Methods: Using a cross-sectional design, consecutive patients with histologically or cytologically confirmed inoperable NSCLC or MBC were screened for eligibility by their attending oncologist. All consenting patients performed complete pulmonary function tests (NSCLC only) and a symptom-limited CPET on a cycle ergometer with gas exchange analysis.

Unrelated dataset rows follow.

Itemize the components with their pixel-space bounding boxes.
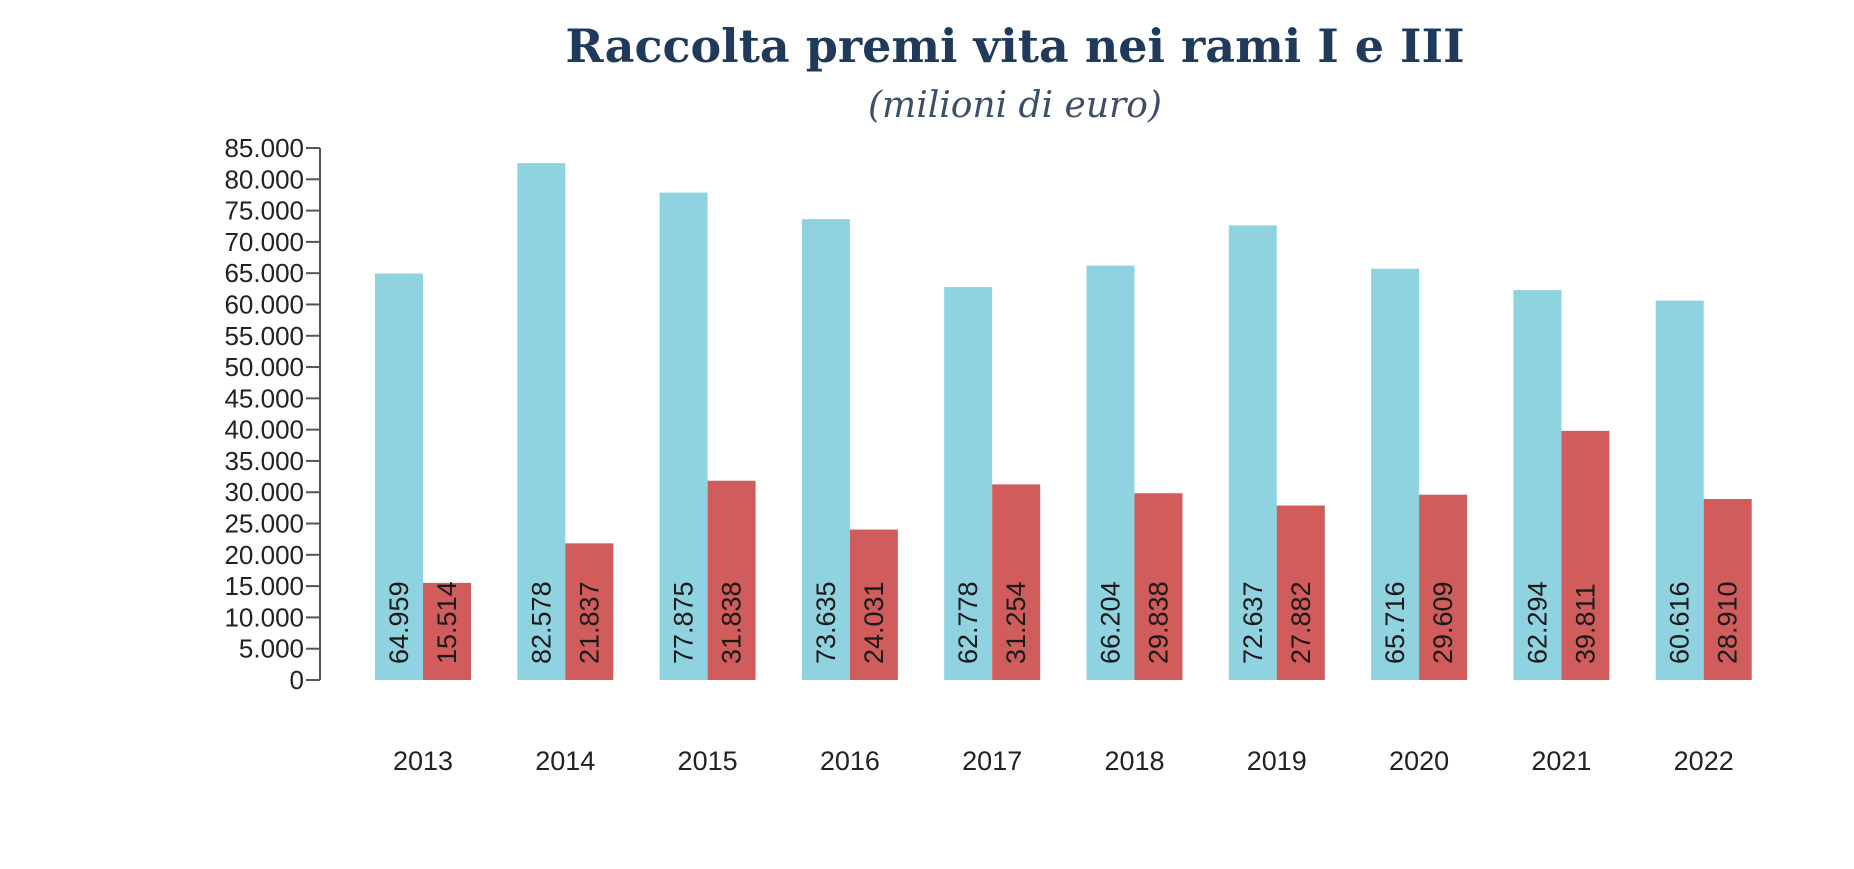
bar-value-label: 73.635 xyxy=(811,581,841,664)
x-tick-label: 2015 xyxy=(678,746,738,776)
bar-value-label: 60.616 xyxy=(1665,581,1695,664)
y-tick-label: 80.000 xyxy=(224,164,304,194)
y-axis: 05.00010.00015.00020.00025.00030.00035.0… xyxy=(224,133,321,695)
bar-series-1-2016 xyxy=(801,219,850,680)
bar-series-2-2021 xyxy=(1561,430,1610,680)
chart-title: Raccolta premi vita nei rami I e III xyxy=(565,19,1464,73)
bar-value-label: 77.875 xyxy=(669,581,699,664)
bar-value-label: 65.716 xyxy=(1380,581,1410,664)
x-tick-label: 2013 xyxy=(393,746,453,776)
y-tick-label: 25.000 xyxy=(224,509,304,539)
bar-series-1-2018 xyxy=(1086,265,1135,680)
bar-series-1-2022 xyxy=(1655,300,1704,680)
bar-series-2-2013 xyxy=(423,582,471,680)
y-tick-label: 30.000 xyxy=(224,477,304,507)
x-tick-label: 2016 xyxy=(820,746,880,776)
y-tick-label: 55.000 xyxy=(224,321,304,351)
bar-series-2-2018 xyxy=(1134,493,1183,680)
x-tick-label: 2022 xyxy=(1674,746,1734,776)
bars-group: 64.959 15.514 82.578 21.837 77.875 31.838 73.6… xyxy=(375,163,1752,680)
y-tick-label: 45.000 xyxy=(224,383,304,413)
bar-value-label: 29.609 xyxy=(1428,581,1458,664)
x-tick-label: 2019 xyxy=(1247,746,1307,776)
y-tick-label: 70.000 xyxy=(224,227,304,257)
bar-series-1-2017 xyxy=(944,287,993,680)
bar-series-1-2015 xyxy=(659,192,708,680)
y-tick-label: 10.000 xyxy=(224,602,304,632)
y-tick-label: 50.000 xyxy=(224,352,304,382)
bar-value-label: 82.578 xyxy=(526,581,556,664)
bar-value-label: 27.882 xyxy=(1286,581,1316,664)
bar-series-1-2021 xyxy=(1513,290,1562,680)
chart-subtitle: (milioni di euro) xyxy=(868,85,1162,126)
bar-value-label: 21.837 xyxy=(574,581,604,664)
x-tick-label: 2021 xyxy=(1531,746,1591,776)
y-tick-label: 75.000 xyxy=(224,196,304,226)
y-tick-label: 60.000 xyxy=(224,289,304,319)
x-tick-label: 2018 xyxy=(1104,746,1164,776)
y-tick-label: 85.000 xyxy=(224,133,304,163)
y-tick-label: 15.000 xyxy=(224,571,304,601)
bar-value-label: 15.514 xyxy=(432,581,462,664)
bar-value-label: 28.910 xyxy=(1713,581,1743,664)
bar-value-label: 39.811 xyxy=(1570,583,1600,664)
bar-series-1-2020 xyxy=(1371,268,1420,680)
bar-series-1-2019 xyxy=(1228,225,1277,680)
bar-value-label: 24.031 xyxy=(859,581,889,664)
bar-series-1-2014 xyxy=(517,163,566,680)
y-tick-label: 5.000 xyxy=(239,634,304,664)
bar-value-label: 31.254 xyxy=(1001,581,1031,664)
bar-value-label: 72.637 xyxy=(1238,581,1268,664)
bar-series-2-2015 xyxy=(707,480,756,680)
x-axis: 2013 2014 2015 2016 2017 2018 2019 2020 2021 2022 xyxy=(393,746,1734,776)
bar-series-2-2020 xyxy=(1419,494,1468,680)
x-tick-label: 2017 xyxy=(962,746,1022,776)
bar-value-label: 31.838 xyxy=(717,581,747,664)
bar-series-2-2014 xyxy=(565,543,614,680)
y-tick-label: 20.000 xyxy=(224,540,304,570)
x-tick-label: 2020 xyxy=(1389,746,1449,776)
bar-series-2-2016 xyxy=(849,529,898,680)
y-tick-label: 65.000 xyxy=(224,258,304,288)
bar-value-label: 66.204 xyxy=(1096,581,1126,664)
bar-series-2-2022 xyxy=(1703,499,1752,680)
bar-value-label: 29.838 xyxy=(1144,581,1174,664)
y-tick-label: 0 xyxy=(290,665,304,695)
bar-series-2-2017 xyxy=(992,484,1041,680)
bar-series-2-2019 xyxy=(1276,505,1325,680)
y-tick-label: 35.000 xyxy=(224,446,304,476)
bar-series-1-2013 xyxy=(375,273,423,680)
bar-value-label: 64.959 xyxy=(384,581,414,664)
x-tick-label: 2014 xyxy=(535,746,595,776)
bar-value-label: 62.778 xyxy=(953,581,983,664)
bar-value-label: 62.294 xyxy=(1522,581,1552,664)
y-tick-label: 40.000 xyxy=(224,415,304,445)
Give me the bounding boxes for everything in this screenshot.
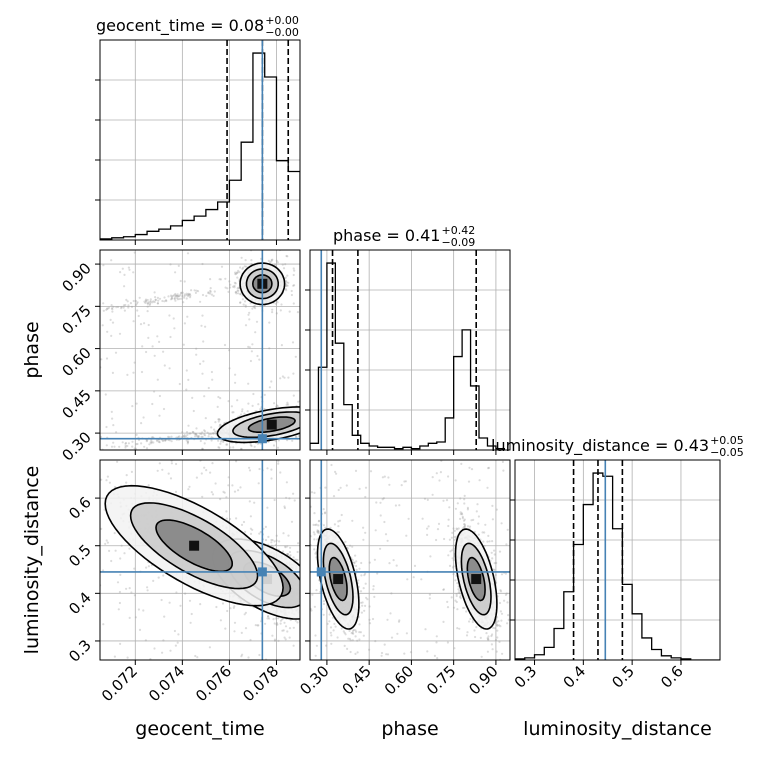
title-minus-geocent_time: −0.00 <box>265 26 299 39</box>
y-tick-label-luminosity_distance: 0.4 <box>65 588 95 618</box>
hist-step-luminosity_distance <box>515 472 720 660</box>
x-tick-label-phase: 0.45 <box>339 662 375 698</box>
y-tick-label-phase: 0.45 <box>58 386 94 422</box>
truth-marker <box>257 434 267 444</box>
title-geocent_time: geocent_time = 0.08 <box>96 16 264 36</box>
x-tick-label-geocent_time: 0.078 <box>239 662 282 705</box>
x-axis-label-geocent_time: geocent_time <box>135 718 264 740</box>
truth-marker <box>316 567 326 577</box>
panel-geocent_time-vs-luminosity_distance <box>99 459 301 661</box>
title-luminosity_distance: luminosity_distance = 0.43 <box>491 436 709 456</box>
truth-marker <box>257 567 267 577</box>
panel-phase-vs-luminosity_distance <box>309 459 511 661</box>
y-axis-label-phase: phase <box>21 321 43 378</box>
x-axis-label-luminosity_distance: luminosity_distance <box>523 718 712 740</box>
y-axis-label-luminosity_distance: luminosity_distance <box>21 466 43 655</box>
title-plus-geocent_time: +0.00 <box>265 14 299 27</box>
x-tick-label-phase: 0.90 <box>465 662 501 698</box>
y-tick-label-luminosity_distance: 0.6 <box>65 493 95 523</box>
hist-step-phase <box>310 262 506 450</box>
x-tick-label-geocent_time: 0.076 <box>192 662 235 705</box>
density-peak <box>471 574 482 585</box>
density-peak <box>333 574 344 585</box>
hist-step-geocent_time <box>100 52 300 240</box>
x-tick-label-phase: 0.75 <box>423 662 459 698</box>
hist-panel-phase <box>305 249 511 451</box>
title-phase: phase = 0.41 <box>333 226 440 245</box>
hist-panel-geocent_time <box>95 39 301 241</box>
title-minus-luminosity_distance: −0.05 <box>710 446 744 459</box>
x-tick-label-phase: 0.60 <box>381 662 417 698</box>
x-axis-label-phase: phase <box>381 718 438 740</box>
panel-geocent_time-vs-phase <box>99 249 301 451</box>
x-tick-label-luminosity_distance: 0.5 <box>608 662 638 692</box>
x-tick-label-geocent_time: 0.074 <box>145 662 188 705</box>
y-tick-label-luminosity_distance: 0.3 <box>65 636 95 666</box>
title-plus-phase: +0.42 <box>441 224 475 237</box>
y-tick-label-phase: 0.30 <box>58 428 94 464</box>
title-plus-luminosity_distance: +0.05 <box>710 434 744 447</box>
x-tick-label-luminosity_distance: 0.4 <box>560 662 590 692</box>
y-tick-label-phase: 0.90 <box>58 259 94 295</box>
x-tick-label-phase: 0.30 <box>296 662 332 698</box>
density-peak <box>266 419 277 430</box>
x-tick-label-luminosity_distance: 0.6 <box>657 662 687 692</box>
title-minus-phase: −0.09 <box>441 236 475 249</box>
x-tick-label-geocent_time: 0.072 <box>98 662 141 705</box>
hist-panel-luminosity_distance <box>510 459 721 661</box>
y-tick-label-phase: 0.75 <box>58 301 94 337</box>
y-tick-label-luminosity_distance: 0.5 <box>65 541 95 571</box>
x-tick-label-luminosity_distance: 0.3 <box>511 662 541 692</box>
y-tick-label-phase: 0.60 <box>58 344 94 380</box>
density-peak <box>189 540 200 551</box>
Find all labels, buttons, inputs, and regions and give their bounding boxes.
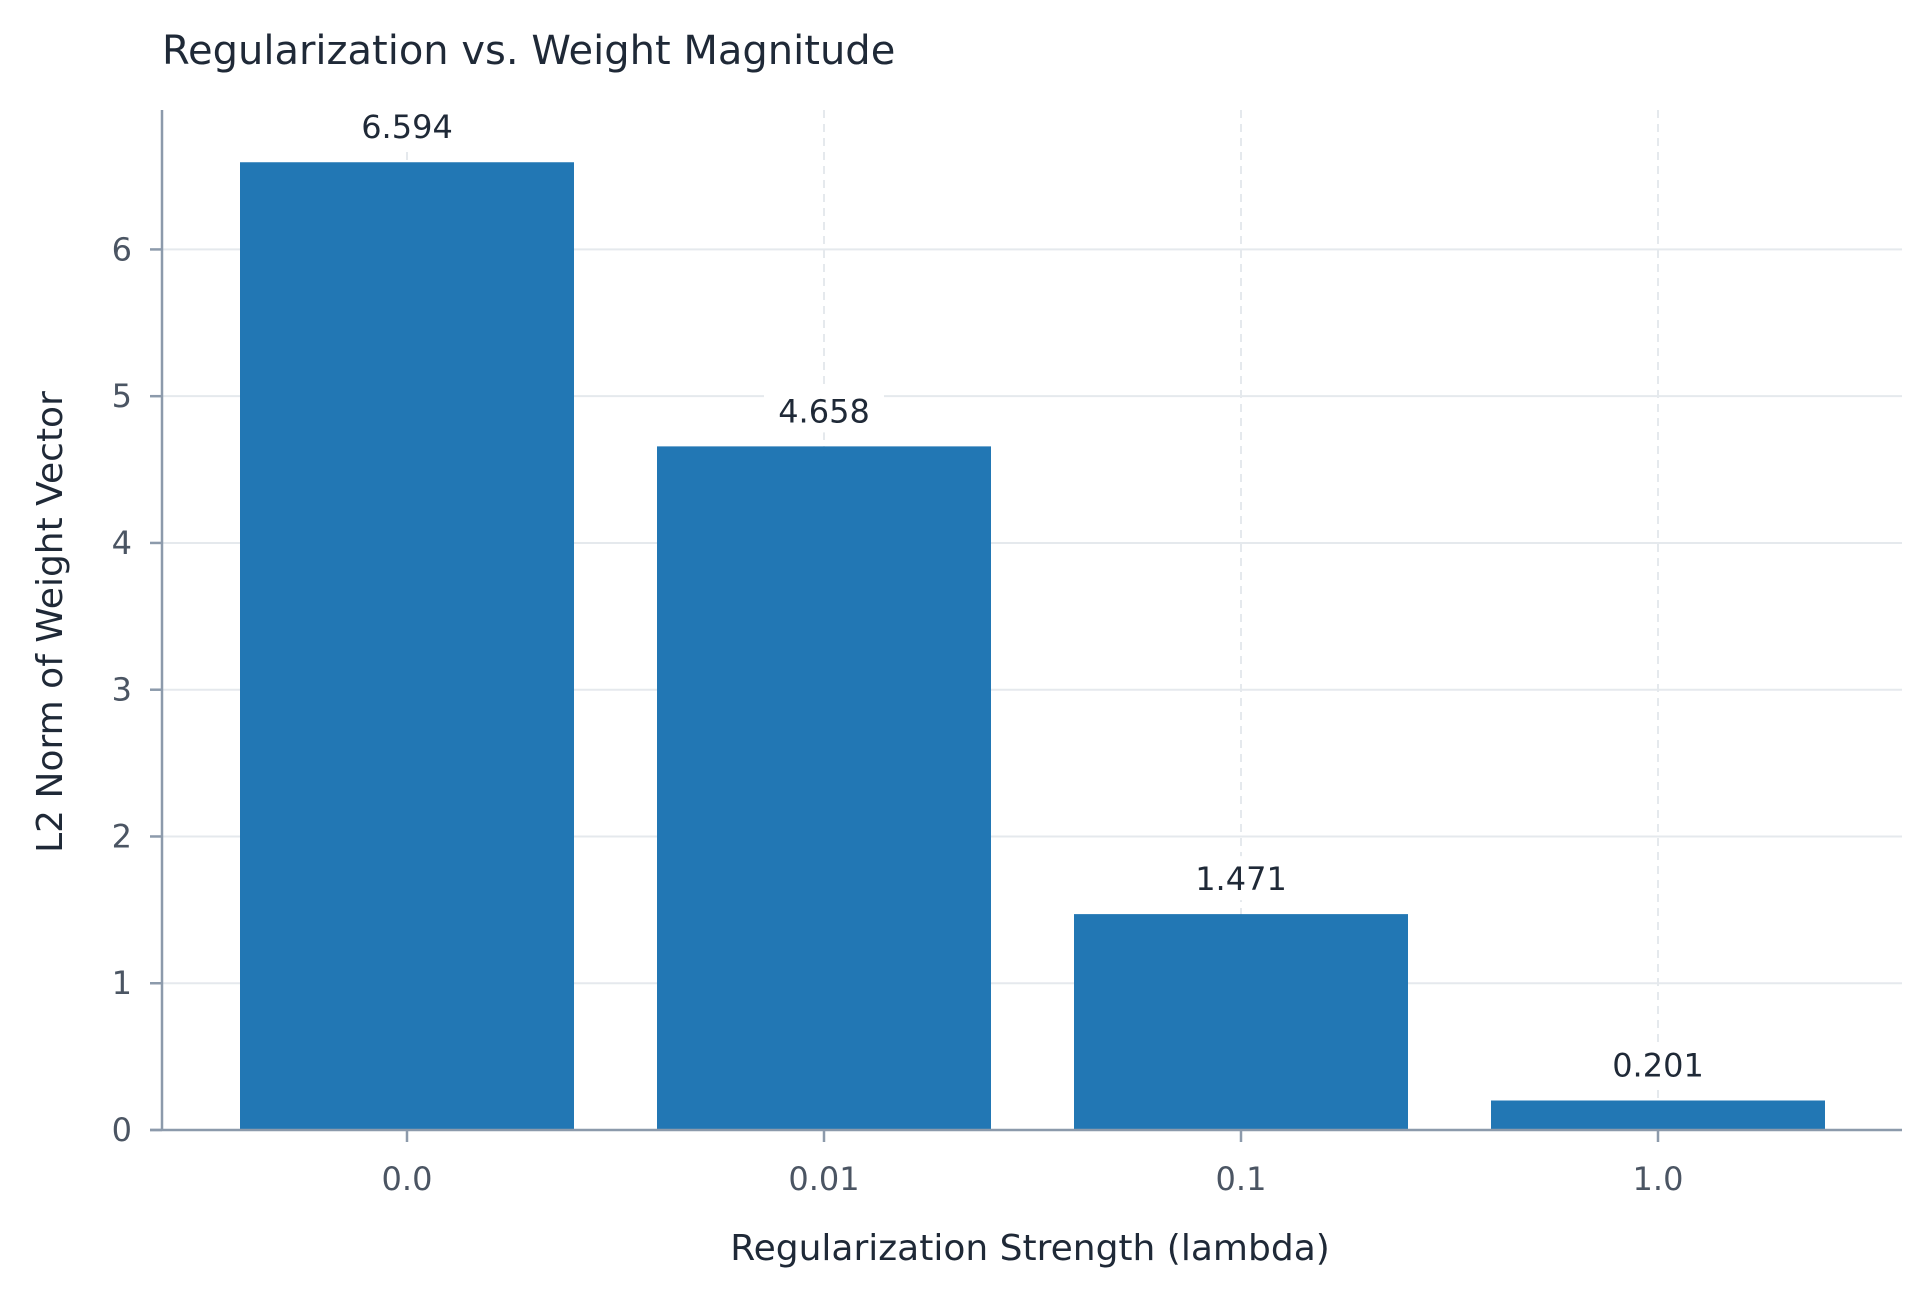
data-labels: 6.594 4.658 1.471 0.201	[347, 104, 1718, 1087]
y-tick-label: 6	[112, 230, 132, 268]
data-label: 6.594	[361, 108, 453, 146]
data-label: 1.471	[1195, 860, 1287, 898]
bars	[240, 162, 1825, 1130]
data-label-bg	[1181, 856, 1301, 901]
x-tick-label: 1.0	[1633, 1160, 1684, 1198]
data-label-bg	[347, 104, 467, 149]
y-tick-label: 1	[112, 964, 132, 1002]
data-label: 4.658	[778, 392, 870, 430]
axes	[150, 110, 1902, 1142]
tick-labels: 0 1 2 3 4 5 6 0.0 0.01 0.1 1.0	[112, 230, 1684, 1198]
x-tick-label: 0.0	[382, 1160, 433, 1198]
bar	[240, 162, 574, 1130]
bar	[1074, 914, 1408, 1130]
y-tick-label: 4	[112, 524, 132, 562]
x-tick-label: 0.01	[788, 1160, 859, 1198]
data-label: 0.201	[1612, 1047, 1704, 1085]
x-tick-label: 0.1	[1216, 1160, 1267, 1198]
y-tick-label: 2	[112, 817, 132, 855]
y-tick-label: 0	[112, 1111, 132, 1149]
y-tick-label: 5	[112, 377, 132, 415]
bar	[657, 446, 991, 1130]
data-label-bg	[764, 388, 884, 433]
x-axis-label: Regularization Strength (lambda)	[730, 1228, 1330, 1269]
data-label-bg	[1598, 1042, 1718, 1087]
bar	[1491, 1100, 1825, 1130]
y-tick-label: 3	[112, 671, 132, 709]
y-axis-label: L2 Norm of Weight Vector	[30, 391, 71, 853]
chart-title: Regularization vs. Weight Magnitude	[162, 28, 895, 74]
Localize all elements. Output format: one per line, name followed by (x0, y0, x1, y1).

Results: A total of 85 patients (NSCLC, n=46; MBC, n=39) were recruited and tested. Overall, there were a total of three (3.5%) positive exercise tests [NSCLC, n=2 (4.3%); MBC, n=1 (2.6%)]; 68 (80.0%) negative tests [NSCLC, n=33 (71.7%); MBC, n=35 (89.7%)]; and 14 (16.5%) indeterminate tests [NSCLC, n=11 (23.3%); MBC, n=3 (7.7%)]. Two patients experienced an adverse event during exercise testing. Mean VO(2peak) was 17.0mlkg(-1)min(-1) and 16.5mlkg(-1)min(-1) for NSCLC and MBC patients, respectively. The mean percentage of age and sex-predicted VO(2peak) maximum for both groups was 67%.
Conclusion: A symptom-limited, individualized CPET appears to be a relatively safe and feasible assessment tool to objectively evaluate physical functioning in selected patients with advanced cancer. This study provides important information to future investigations examining the potential role of exercise training in this patient population.